U.S. entities with foreign ownership must be aware of the BE-12 rules, as a filing is required by entities subject to the reporting requirements whether or not they have been directly contacted by the BEA. BE-12 reports for the 2022 fiscal year must be filed by May 31, 2023 for reporting companies not using BEA’s eFile system and by June 30, 2023 for reporting companies using the BEA’s eFile system.
Who is Required to File
With certain exceptions, reporting is required for each U.S. business enterprise in which a foreign person owned or controlled, directly or indirectly, at least 10% of the voting stock (or equivalent interest) of the U.S. business enterprise. The 10% ownership test also applies to investments in real estate, although filing is not required for residential real estate held exclusively for personal use. The percentage of foreign ownership in a U.S. business enterprise is measured as of the end of the U.S. business enterprise’s fiscal year ending in calendar year 2022. U.S. business enterprises that are required to report under the 10% foreign ownership test are defined as “U.S. affiliates.”

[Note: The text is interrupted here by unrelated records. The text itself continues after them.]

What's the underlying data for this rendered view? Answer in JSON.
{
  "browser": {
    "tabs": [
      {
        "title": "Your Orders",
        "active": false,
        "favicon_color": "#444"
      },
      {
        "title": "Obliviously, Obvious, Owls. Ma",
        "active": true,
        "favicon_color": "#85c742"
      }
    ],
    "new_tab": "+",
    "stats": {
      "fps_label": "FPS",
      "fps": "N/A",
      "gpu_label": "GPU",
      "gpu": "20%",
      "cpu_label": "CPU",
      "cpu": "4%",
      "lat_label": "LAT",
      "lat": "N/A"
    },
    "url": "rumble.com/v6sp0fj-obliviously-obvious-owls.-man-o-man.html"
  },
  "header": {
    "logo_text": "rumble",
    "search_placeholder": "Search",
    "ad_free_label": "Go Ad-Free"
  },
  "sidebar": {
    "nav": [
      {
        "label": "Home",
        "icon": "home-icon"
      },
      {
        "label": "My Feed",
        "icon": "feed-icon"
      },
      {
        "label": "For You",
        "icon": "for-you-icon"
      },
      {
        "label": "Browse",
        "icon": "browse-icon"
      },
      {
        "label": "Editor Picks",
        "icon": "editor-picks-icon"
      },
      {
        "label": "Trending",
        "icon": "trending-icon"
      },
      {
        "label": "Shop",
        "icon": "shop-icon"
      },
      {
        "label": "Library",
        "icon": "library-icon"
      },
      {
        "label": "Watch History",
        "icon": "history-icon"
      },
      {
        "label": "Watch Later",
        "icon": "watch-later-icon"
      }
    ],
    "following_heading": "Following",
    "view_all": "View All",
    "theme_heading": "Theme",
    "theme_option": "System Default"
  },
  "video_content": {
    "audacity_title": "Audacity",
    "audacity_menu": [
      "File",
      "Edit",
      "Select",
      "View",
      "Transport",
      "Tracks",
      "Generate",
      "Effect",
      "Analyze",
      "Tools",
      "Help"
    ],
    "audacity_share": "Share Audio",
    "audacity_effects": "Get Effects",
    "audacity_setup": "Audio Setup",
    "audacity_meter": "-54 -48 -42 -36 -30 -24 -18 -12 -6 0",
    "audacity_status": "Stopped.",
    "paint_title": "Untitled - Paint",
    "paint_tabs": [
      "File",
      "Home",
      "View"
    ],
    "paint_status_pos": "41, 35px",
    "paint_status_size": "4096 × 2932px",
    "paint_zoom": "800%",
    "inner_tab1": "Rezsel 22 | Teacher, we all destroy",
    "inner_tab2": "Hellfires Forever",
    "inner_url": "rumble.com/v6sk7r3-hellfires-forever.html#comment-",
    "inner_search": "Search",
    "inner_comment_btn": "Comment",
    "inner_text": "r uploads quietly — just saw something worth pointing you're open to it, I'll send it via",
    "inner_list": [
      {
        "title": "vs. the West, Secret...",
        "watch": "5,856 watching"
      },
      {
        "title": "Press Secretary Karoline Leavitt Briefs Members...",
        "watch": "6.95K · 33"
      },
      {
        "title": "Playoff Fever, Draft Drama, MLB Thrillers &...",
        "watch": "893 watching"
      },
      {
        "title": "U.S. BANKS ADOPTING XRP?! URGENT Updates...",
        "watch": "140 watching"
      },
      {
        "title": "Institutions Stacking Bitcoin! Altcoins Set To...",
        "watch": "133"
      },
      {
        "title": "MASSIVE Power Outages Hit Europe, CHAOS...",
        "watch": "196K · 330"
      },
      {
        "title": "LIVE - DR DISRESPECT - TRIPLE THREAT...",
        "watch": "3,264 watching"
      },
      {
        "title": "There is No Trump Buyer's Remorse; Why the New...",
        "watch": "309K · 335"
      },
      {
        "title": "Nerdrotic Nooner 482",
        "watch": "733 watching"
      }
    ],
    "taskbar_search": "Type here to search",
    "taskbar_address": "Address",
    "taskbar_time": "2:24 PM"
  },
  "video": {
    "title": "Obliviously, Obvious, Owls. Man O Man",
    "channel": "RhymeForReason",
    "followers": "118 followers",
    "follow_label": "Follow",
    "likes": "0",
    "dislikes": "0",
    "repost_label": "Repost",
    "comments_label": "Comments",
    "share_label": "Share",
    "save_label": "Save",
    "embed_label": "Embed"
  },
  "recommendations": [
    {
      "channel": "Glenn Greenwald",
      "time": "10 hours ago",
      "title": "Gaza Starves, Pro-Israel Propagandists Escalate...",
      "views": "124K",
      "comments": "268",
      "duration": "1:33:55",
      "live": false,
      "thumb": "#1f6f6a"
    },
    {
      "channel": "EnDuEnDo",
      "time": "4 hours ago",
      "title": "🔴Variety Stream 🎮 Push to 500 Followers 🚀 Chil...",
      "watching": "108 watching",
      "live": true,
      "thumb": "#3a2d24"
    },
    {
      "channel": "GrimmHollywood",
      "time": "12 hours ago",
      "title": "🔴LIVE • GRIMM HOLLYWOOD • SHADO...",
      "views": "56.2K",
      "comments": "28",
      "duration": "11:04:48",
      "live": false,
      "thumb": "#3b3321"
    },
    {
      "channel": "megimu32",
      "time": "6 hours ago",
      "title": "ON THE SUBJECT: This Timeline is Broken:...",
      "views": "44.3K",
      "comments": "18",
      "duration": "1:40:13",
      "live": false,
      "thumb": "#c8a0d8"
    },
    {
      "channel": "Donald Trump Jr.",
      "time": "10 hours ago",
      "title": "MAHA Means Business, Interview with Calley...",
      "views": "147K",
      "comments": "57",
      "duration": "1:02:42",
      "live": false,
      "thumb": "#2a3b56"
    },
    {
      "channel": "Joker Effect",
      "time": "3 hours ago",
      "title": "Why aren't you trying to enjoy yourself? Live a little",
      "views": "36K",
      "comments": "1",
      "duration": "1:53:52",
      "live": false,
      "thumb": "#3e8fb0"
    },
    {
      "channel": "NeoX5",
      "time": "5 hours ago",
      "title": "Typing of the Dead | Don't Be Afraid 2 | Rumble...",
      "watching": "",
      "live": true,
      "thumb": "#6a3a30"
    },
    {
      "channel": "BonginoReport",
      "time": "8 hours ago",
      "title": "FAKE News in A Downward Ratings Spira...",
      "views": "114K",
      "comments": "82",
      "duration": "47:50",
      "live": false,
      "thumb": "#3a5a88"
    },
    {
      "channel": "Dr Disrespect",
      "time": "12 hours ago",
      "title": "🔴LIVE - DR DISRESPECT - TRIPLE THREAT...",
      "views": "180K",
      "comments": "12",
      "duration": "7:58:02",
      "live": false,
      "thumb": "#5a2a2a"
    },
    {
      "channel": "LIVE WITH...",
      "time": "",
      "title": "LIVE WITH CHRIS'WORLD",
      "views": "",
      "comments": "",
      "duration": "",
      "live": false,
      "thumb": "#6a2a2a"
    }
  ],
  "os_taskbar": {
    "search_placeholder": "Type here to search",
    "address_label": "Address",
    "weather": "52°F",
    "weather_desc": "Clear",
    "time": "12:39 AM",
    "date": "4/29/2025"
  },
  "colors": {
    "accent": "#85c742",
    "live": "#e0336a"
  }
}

A U.S. affiliate is exempt from reporting if it meets the following three requirements: (1) it is a private fund, (2) the private fund does not own, directly or indirectly through another business entity, an operating company (a business enterprise that is not a private fund or holding company) in which the foreign parent owns at least 10% of the voting interest, and (3) if the private fund is owned indirectly (through one or more other U.S. business enterprises), there are no operating companies between the foreign parent and the indirectly owned private fund.
Form to be Filed Depending on a U.S. Affiliate’s Circumstances
Form BE-12A: filed for a majority-owned U.S. affiliate that has total assets, sales or gross operating revenues, or net income of more than $300 million (positive or negative).
Form BE-12B: filed for a U.S. affiliate that, if majority owned, has total assets, sales or gross operating revenues, or net income of more than $60 million (positive or negative), but for which none of these exceed $300 million (positive or negative). If minority owned, a U.S affiliate must have total assets, sales or gross operating revenues, or net income of more than $60 million (positive or negative).
Form BE-12C: filed for a U.S. affiliate that has total assets, sales or gross operating revenues, or net income of $60 million or less (positive or negative).
Form BE-12 Claim for Not Filing: filed if a U.S. affiliate does not meet the requirements of BE-12A, BE-12B, or BE-12C and was notified by the BEA to file. This may apply if the foreign ownership in the U.S. affiliate is less than 10%, the U.S. affiliate was merged with the report of another, or it was liquidated or dissolved.